Christian and Pagan, then, Neretti develops in a complex but uncomplicated way the loss of identity as well as political and economic power, but also the values of sacrifice and trust in God. And he does so using the technique and tradition of ceramics, which he knows so well.
In the Christ Child with stigma, the monkey embodies the Child Jesus not as a provocation, but expressing the desire to affirm the continuity and sacred evolution of life on earth, from a polycentric viewpoint rather than that of the humanistic and Christian philosophy. By using gold in the stigmata, Nero shows the splendour of life enclosed within sacrifice and love. This single image, just like medieval iconography, adds new layers and intensity of meaning. The titles back up the symbolism of works such as Preventive war is an ugly ugly dog, or the disturbing State-Mafia Negotiations, where power is identified in the one among the gnomes that has no mouth to speak but the third eye in his brain and the ears of Silenus. In Nero’s mythological version the satyr, who in Greek tradition knows the truth, uses his knowledge for evil ends. Another myth tells how King Midas (who possessed the power to turn matter into gold) grew donkey ears after believing the truth conveyed by Silenus.
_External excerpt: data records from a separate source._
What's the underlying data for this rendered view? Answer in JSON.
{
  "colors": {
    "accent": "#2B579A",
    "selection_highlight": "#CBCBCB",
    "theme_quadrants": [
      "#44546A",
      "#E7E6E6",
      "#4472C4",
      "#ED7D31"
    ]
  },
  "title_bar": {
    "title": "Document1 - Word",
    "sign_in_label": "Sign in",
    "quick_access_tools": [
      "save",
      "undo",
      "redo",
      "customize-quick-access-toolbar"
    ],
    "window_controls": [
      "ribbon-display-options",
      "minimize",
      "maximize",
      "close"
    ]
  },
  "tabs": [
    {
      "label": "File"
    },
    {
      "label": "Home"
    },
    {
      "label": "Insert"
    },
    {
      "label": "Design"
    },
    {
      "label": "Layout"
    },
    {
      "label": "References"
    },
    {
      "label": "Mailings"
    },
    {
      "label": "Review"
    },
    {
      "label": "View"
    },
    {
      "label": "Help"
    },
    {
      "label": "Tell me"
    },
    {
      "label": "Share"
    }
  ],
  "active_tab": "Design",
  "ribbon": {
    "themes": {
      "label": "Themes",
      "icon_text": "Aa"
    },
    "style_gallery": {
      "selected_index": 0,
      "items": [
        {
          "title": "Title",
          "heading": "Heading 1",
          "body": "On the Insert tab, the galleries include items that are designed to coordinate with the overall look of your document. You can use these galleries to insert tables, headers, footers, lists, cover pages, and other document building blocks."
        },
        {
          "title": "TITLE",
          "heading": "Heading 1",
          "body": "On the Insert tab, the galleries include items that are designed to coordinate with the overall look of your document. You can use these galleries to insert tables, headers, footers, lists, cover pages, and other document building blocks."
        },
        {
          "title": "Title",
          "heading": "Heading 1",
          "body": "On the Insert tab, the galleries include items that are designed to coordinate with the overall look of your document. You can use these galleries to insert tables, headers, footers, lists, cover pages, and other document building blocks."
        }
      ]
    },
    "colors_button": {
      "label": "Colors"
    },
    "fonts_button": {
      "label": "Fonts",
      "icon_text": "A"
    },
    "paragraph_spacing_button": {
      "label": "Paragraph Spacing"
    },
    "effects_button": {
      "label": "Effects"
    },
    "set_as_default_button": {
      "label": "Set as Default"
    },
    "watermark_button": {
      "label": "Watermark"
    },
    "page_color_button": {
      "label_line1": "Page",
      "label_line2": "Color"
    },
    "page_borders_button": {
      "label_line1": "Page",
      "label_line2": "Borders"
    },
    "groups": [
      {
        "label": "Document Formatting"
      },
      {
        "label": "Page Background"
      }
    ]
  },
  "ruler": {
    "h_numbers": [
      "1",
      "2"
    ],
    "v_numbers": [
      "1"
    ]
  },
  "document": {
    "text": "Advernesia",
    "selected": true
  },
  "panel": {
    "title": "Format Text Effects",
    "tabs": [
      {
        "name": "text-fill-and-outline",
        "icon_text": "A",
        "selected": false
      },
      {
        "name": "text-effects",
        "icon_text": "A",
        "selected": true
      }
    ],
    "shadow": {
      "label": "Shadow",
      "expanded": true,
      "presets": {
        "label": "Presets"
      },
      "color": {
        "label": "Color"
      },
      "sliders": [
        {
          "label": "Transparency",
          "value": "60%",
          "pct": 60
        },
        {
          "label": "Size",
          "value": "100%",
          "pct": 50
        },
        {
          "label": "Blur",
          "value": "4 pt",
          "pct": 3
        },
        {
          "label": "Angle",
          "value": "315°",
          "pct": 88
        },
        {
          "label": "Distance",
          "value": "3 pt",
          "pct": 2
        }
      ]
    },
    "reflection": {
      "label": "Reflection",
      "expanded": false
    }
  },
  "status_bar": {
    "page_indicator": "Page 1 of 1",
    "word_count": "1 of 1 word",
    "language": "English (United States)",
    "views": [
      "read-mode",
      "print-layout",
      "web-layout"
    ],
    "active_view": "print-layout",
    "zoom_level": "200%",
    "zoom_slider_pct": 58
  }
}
In these works, Neretti’s lean-to shelter reappears in the form of discoloured and robust planks from the work-site: the precarious structure of the world economy … and his personal balance. These structures are bulky and unsightly but in their poverty they provide a link between sculpture (the contemporary idol) and the classical plinth, in fact turning everything into a work of art – environment and spectators included.